Computing needs a big increase in bandwidth to unleash the creativity of developers working on content for the Web, Intel's vice president told the Seybold conference in San Francisco on Monday. At the same session, the chief scientist of the famed Xerox PARC talked about a high-tech newsprint material in the works that can display digital text.
The lack of high-speed communications in the home "is the real limiter to having a new medium for consumers," said Avram Miller of Intel (INTC). The Net "will be relatively slow over the next five years."
Miller offered his forecasts of the Web's future during the "Visions of Computing" keynote. He said Web publishing needs more bandwidth, processing power, Web-development tools, new business models, and a lower cost of production to radically change online content as we know it.
"The fact is there's not much [good content] out there," he told about 1,000 attendees. But the audience for good content is not lacking, he added. Web developers should keep an international audience in mind. The United States only represents 30 percent of the chipmaker's business. In the next 10 years, Asia and Africa will have access to the same amount of information as US citizens, Miller said.
He also said computers will evolve to become friendlier to readers. The machines won't have a "boot up" or "log in" function anymore, but will have "instant on."
After Miller, Xerox's (XRX) chief scientist John Seely Brown discussed his company's product plans to accommodate the future of documents on the Net.
PARC's Brown demonstrated the research lab's vision of the future of documents. Xerox PARC -- the birthplace of the modern PC, Ethernet, and the laser printer -- is putting its research resources behind electronic documents with "fluid boundaries" between virtual and real worlds.
Brown described a "fluid-user interface" that allows users to annotate a document, quite literally, "in between the lines."
He also talked about PARC's "electric paper," an attempt to combine traditional paper with electronic documents. The newspapers of tomorrow will be published on a material that's flexible like fabric, but is coated with a substrate of charged balls, half white and half black.
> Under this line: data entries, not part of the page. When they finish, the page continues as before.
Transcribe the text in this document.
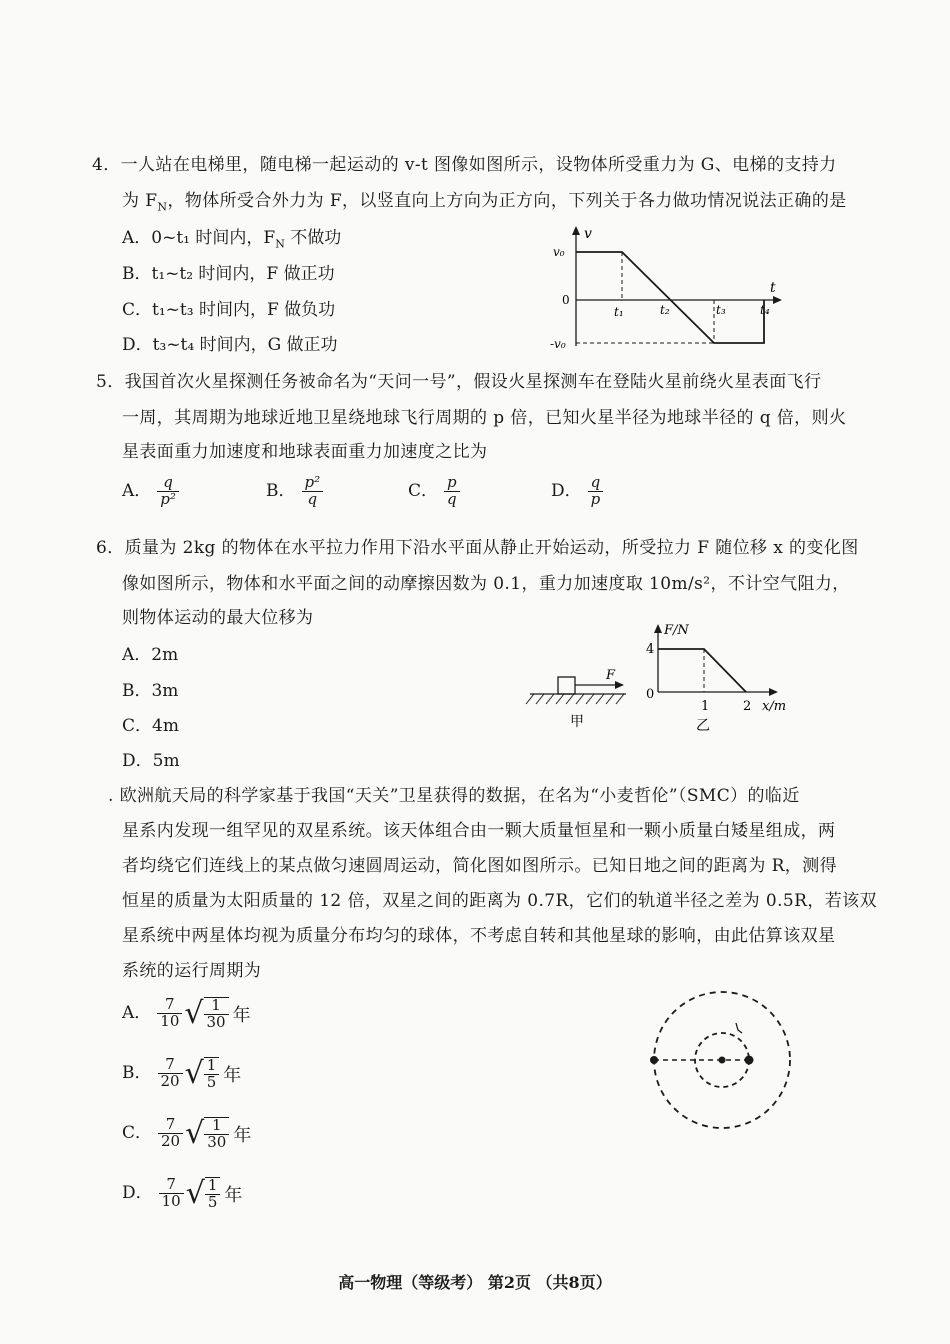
4．一人站在电梯里，随电梯一起运动的 v-t 图像如图所示，设物体所受重力为 G、电梯的支持力
为 $F_N$，物体所受合外力为 F，以竖直向上方向为正方向，下列关于各力做功情况说法正确的是
A．0~t₁ 时间内，$F_N$ 不做功
B．t₁~t₂ 时间内，F 做正功
C．t₁~t₃ 时间内，F 做负功
D．t₃~t₄ 时间内，G 做正功
v
t
v₀
0
-v₀
t₁	t₂	t₃	t₄
5．我国首次火星探测任务被命名为“天问一号”，假设火星探测车在登陆火星前绕火星表面飞行
一周，其周期为地球近地卫星绕地球飞行周期的 p 倍，已知火星半径为地球半径的 q 倍，则火
星表面重力加速度和地球表面重力加速度之比为
A． $\frac{q}{\text{p²}}$	B． $\frac{\text{p²}}{q}$	C． $\frac{p}{q}$	D． $\frac{q}{p}$
6．质量为 2kg 的物体在水平拉力作用下沿水平面从静止开始运动，所受拉力 F 随位移 x 的变化图
像如图所示，物体和水平面之间的动摩擦因数为 0.1，重力加速度取 10m/s²，不计空气阻力，
则物体运动的最大位移为
A．2m
B．3m
C．4m
D．5m
F
甲
F/N
4
0
1	2 x/m
乙
. 欧洲航天局的科学家基于我国“天关”卫星获得的数据，在名为“小麦哲伦”（SMC）的临近
星系内发现一组罕见的双星系统。该天体组合由一颗大质量恒星和一颗小质量白矮星组成，两
者均绕它们连线上的某点做匀速圆周运动，简化图如图所示。已知日地之间的距离为 R，测得
恒星的质量为太阳质量的 12 倍，双星之间的距离为 0.7R，它们的轨道半径之差为 0.5R，若该双
星系统中两星体均视为质量分布均匀的球体，不考虑自转和其他星球的影响，由此估算该双星
系统的运行周期为
A． $\frac{7}{10}$ √ $\frac{1}{30}$ 年
B． $\frac{7}{20}$ √ $\frac{1}{5}$ 年
C． $\frac{7}{20}$ √ $\frac{1}{30}$ 年
D． $\frac{7}{10}$ √ $\frac{1}{5}$ 年
高一物理（等级考） 第2页 （共8页）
By changing the magnetic field behind balls, the balls rotate to form tiny dots that form letter and words. The material can be "erased" to accommodate the text of another publication.
Brown said the technology is in the prototype phase.
He also discussed a model for a physical, Web-enabled "document portal" based on a traditional copying machine. Physical documents can be copied to the Web or to email, or they can be filed according to underlined keywords. The portal machine can look up Web-site links contained in the document and get information on those pages. The physical paper becomes a "fluid boundary between the physical and virtual," he said.